No hay creador que no reconozca sobre sí la autoridad de aquello que se esfuerza por crear. Sin embargo, era del todo improbable que la cultura grecolatina que separaba irreconciliablemente el servicio y la libertad apreciara esta dimensión servicial y obediente de la libertad creativa. En cambio, la cultura cristiana que adivinaba en la obediencia a Dios y el servicio a los demás la forma genuina de la libertad, abrió el camino para que Europa aprendiera, dice Hegel, que no era contra la servidumbre sino a su través como se alcanzaba la libertad.

En lo que el hombre hace, la forma más sublime de la libertad encierra la enaltecida servidumbre a lo que se hace de quien no se contenta con otra cosa que la perfección posible. La libertad creativa es una esclavitud solícita y amantísima. La originalidad requiere de la abnegación de quien no se sobrepone a su obra, porque eso no es más que copiarse a sí mismo, es decir, agonizar en la falta de inspiración. Esa es la abnegación que se entrena en la imitación, que no solo requiere de la pericia técnica de emular la obra maestra, sino de la disciplina interior de seguir (de aprender) la inspiración de su autor. Por eso, dice Octavio Paz, "todos los escritores y autores comienzan imitando; todos, si tienen talento, convierten sus imitaciones en invenciones".

La invención es lo que le pasa a la libertad cuando se apropia realmente de lo ajeno, que se vuelve original. Si en la imitación la abnegación no deja de ser libre ni se malogra en enajenación, entonces inventa, altera, versiona. "La originalidad es hija de la imitación", dice el poeta y escritor mexicano. De hecho, la imitación que requiere la creatividad (y la libertad) solo se malogra cuando deja de ser original y se reduce a copiar, a repetir sin inspiración lo que no se ha conseguido asimilar o conservar como vida propia. Ocurre así no solo en el arte, sino en todas las dimensiones de la vida del espíritu: imitar es interpretar e, indefectiblemente, inventar; esa es la ley de la libertad.

Así que, bien entendidas, la maternidad y la esclavitud están en el corazón de la creatividad. Pero la infancia guarda un secreto sin el que la imitación no deviene creación: es necesario poder introducir en la seriedad esforzada de la imitación la despreocupada libertad de los niños que saben jugar y obedecer al mismo tiempo. Solo los que están en el secreto de poder repetir sin fin algo que no se gasta rondan de cerca la fuente de la creación.
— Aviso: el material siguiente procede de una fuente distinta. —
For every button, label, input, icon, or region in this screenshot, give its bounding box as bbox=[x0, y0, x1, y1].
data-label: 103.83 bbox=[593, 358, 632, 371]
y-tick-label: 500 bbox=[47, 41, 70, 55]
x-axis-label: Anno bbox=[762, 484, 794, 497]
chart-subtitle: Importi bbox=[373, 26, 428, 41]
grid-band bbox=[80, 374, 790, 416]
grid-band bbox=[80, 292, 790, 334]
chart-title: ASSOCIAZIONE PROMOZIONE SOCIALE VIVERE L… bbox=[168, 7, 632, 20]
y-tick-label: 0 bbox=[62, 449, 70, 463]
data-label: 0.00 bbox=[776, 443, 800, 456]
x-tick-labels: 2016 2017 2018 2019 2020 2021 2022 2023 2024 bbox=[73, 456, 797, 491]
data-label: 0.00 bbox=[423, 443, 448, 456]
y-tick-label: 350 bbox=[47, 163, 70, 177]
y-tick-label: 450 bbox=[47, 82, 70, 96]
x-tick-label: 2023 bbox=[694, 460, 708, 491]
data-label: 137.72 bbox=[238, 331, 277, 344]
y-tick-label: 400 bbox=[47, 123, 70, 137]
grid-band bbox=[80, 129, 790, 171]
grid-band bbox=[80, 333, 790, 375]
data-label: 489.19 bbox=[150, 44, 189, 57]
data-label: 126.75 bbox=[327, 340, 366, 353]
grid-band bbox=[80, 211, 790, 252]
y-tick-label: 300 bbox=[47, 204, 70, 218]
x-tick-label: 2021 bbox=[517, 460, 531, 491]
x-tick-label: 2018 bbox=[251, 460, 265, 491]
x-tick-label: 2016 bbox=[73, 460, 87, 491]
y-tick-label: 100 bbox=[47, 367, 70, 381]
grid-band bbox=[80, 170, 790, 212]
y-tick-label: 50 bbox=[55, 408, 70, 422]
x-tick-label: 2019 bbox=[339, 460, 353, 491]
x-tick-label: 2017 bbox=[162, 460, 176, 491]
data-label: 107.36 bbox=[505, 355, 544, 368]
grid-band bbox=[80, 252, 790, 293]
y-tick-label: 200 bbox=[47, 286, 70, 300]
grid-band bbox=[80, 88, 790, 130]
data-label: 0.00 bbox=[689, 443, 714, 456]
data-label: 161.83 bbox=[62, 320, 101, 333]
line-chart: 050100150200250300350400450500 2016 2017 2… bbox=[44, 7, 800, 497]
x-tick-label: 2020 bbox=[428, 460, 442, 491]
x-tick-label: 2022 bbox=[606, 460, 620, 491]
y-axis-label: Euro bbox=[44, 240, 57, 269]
Por el contrario, tomarse demasiado en serio la creatividad es pretender una originalidad a priori que suele derivar en la impostación de lo nuevo mediante la negación maniática de lo viejo. La originalidad, como la felicidad, necesitan ser olvidadas para presentarse como acostumbran, sin que se las espere. De hecho, solo gustan visitar a quien no está pendiente de ellas, pero persiste absorbido en lo que hace.

La búsqueda de la originalidad estorba más que ayuda a lograrla. Por eso abundan los autores cuyas obras maestras se produjeron cuando menos las perseguían. Y es que la idolatría de la genialidad produce con frecuencia un manierismo estéril y patético. Nietzsche aseguraba que entre los pensadores la claridad es el lujo que solo pueden permitirse los profundos. Pues bien, en el arte y los afanes del espíritu, la sencillez es el lujo de los originales.